Swiss Re and Shepherd Compello have structured the risk model to ensure payouts correspond to verifiable, independent weather conditions. This system provides “certainty and automatic liquidity when weather conditions prevent farmers from using their equipment, ensuring they can focus on recovery rather than bureaucracy,” a CNH Capital spokesperson explained to AgTechNavigator.

A new frontier for equipment financing?

BNP Paribas Leasing Solutions, CNH’s long‑standing JV partner, sees the service as a milestone in modernising agri‑equipment finance. CEO Florence Roussel Pollet said the integration “enhances the value proposition we bring to the market” and reflects how financial services must evolve to “manage climate risks and support the essential activities of the agricultural sector.”

Swiss Re added that the model is designed to scale across Europe, offering a template that could be replicated globally as weather disruptions intensify.

The move could also underscore a broader pivot in the sector with OEMs beginning to compete not just on horsepower or connectivity, but on financial resilience.

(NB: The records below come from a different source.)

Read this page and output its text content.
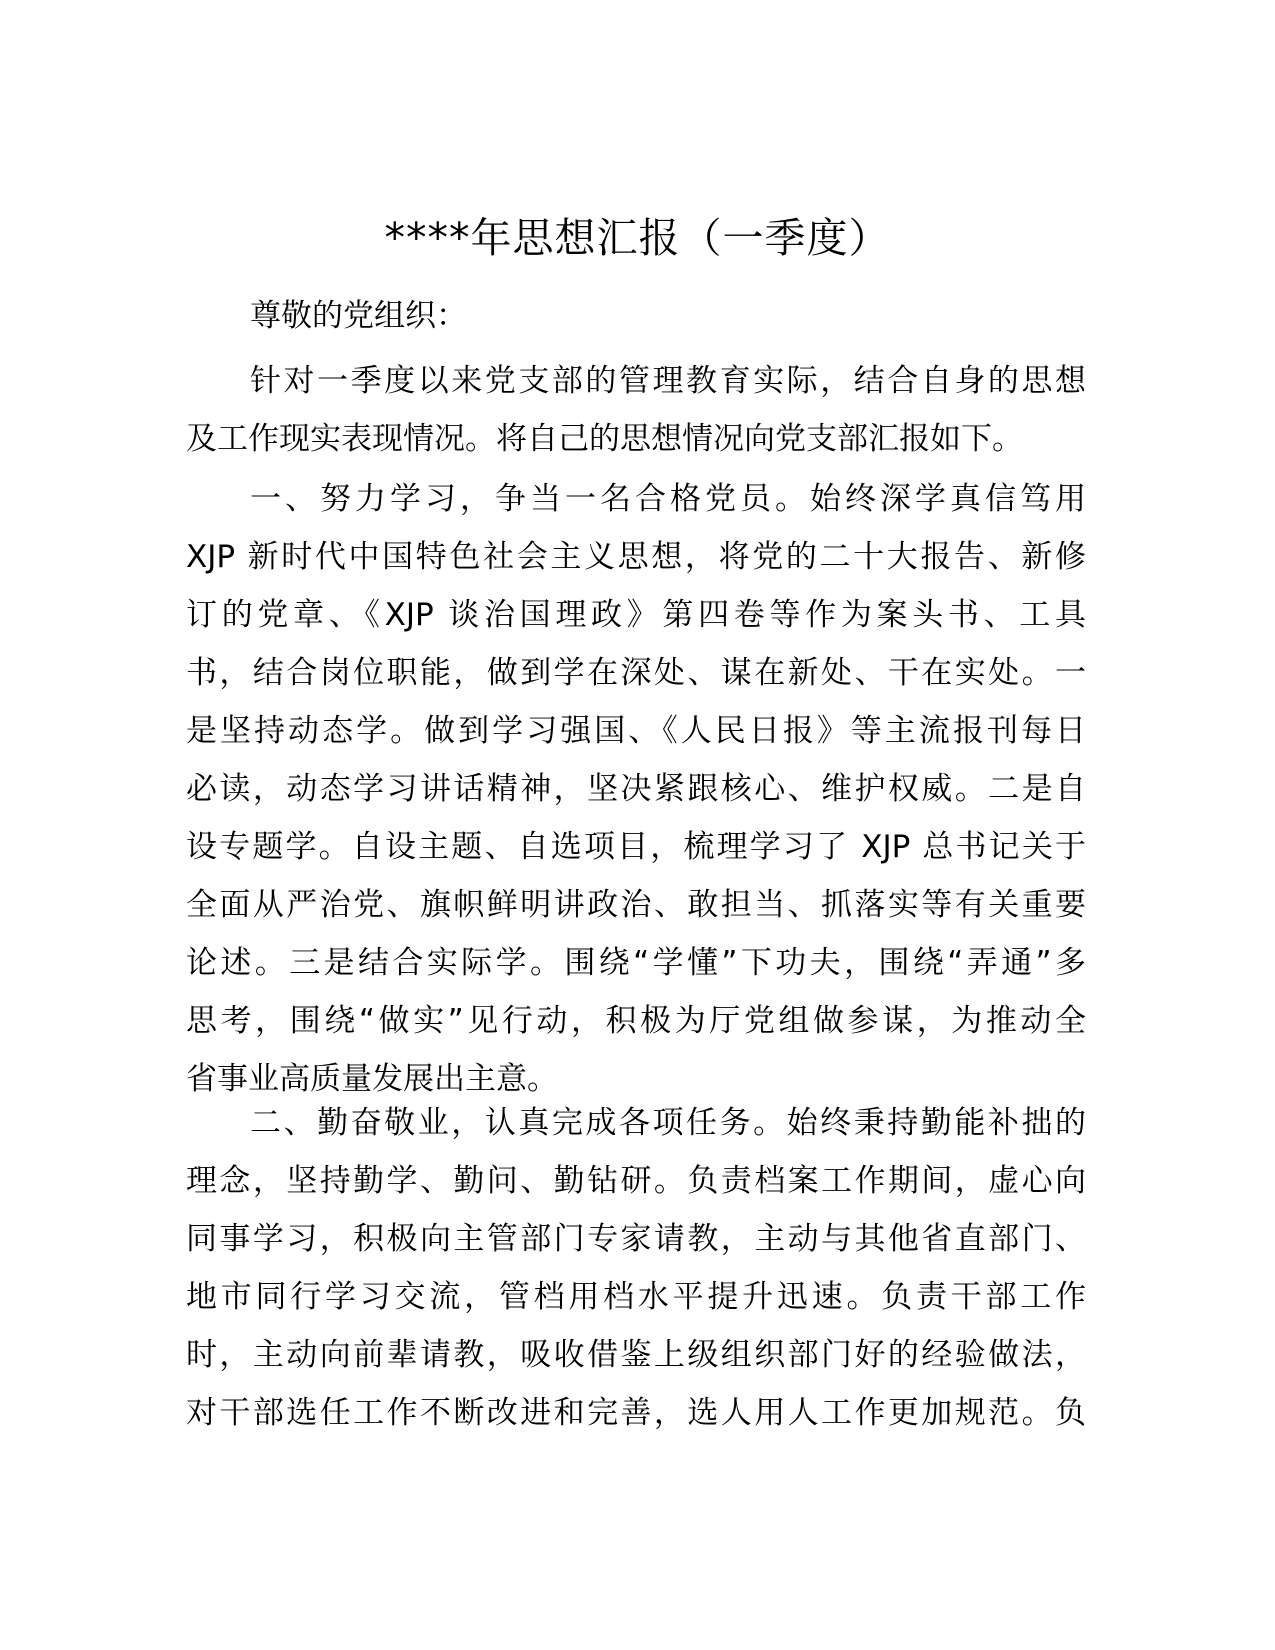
****年思想汇报（一季度）

尊敬的党组织：

针对一季度以来党支部的管理教育实际，结合自身的思想
及工作现实表现情况。将自己的思想情况向党支部汇报如下。
一、努力学习，争当一名合格党员。始终深学真信笃用
XJP 新时代中国特色社会主义思想，将党的二十大报告、新修
订的党章、《XJP 谈治国理政》第四卷等作为案头书、工具
书，结合岗位职能，做到学在深处、谋在新处、干在实处。一
是坚持动态学。做到学习强国、《人民日报》等主流报刊每日
必读，动态学习讲话精神，坚决紧跟核心、维护权威。二是自
设专题学。自设主题、自选项目，梳理学习了 XJP 总书记关于
全面从严治党、旗帜鲜明讲政治、敢担当、抓落实等有关重要
论述。三是结合实际学。围绕“学懂”下功夫，围绕“弄通”多
思考，围绕“做实”见行动，积极为厅党组做参谋，为推动全
省事业高质量发展出主意。
二、勤奋敬业，认真完成各项任务。始终秉持勤能补拙的
理念，坚持勤学、勤问、勤钻研。负责档案工作期间，虚心向
同事学习，积极向主管部门专家请教，主动与其他省直部门、
地市同行学习交流，管档用档水平提升迅速。负责干部工作
时，主动向前辈请教，吸收借鉴上级组织部门好的经验做法，
对干部选任工作不断改进和完善，选人用人工作更加规范。负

As farmers face more unpredictable working windows and weather‑induced yield losses, equipment suppliers that help stabilise farm finances may gain a competitive edge. Parametric protection could quickly become a standard expectation in machinery leasing, similar to telematics and uptime guarantees.

For OEMs, the race is now on to offer not only machines, but operational continuity. CNH Capital’s early move suggests the battle for future equipment loyalty may be won not in the field but in the financing contract.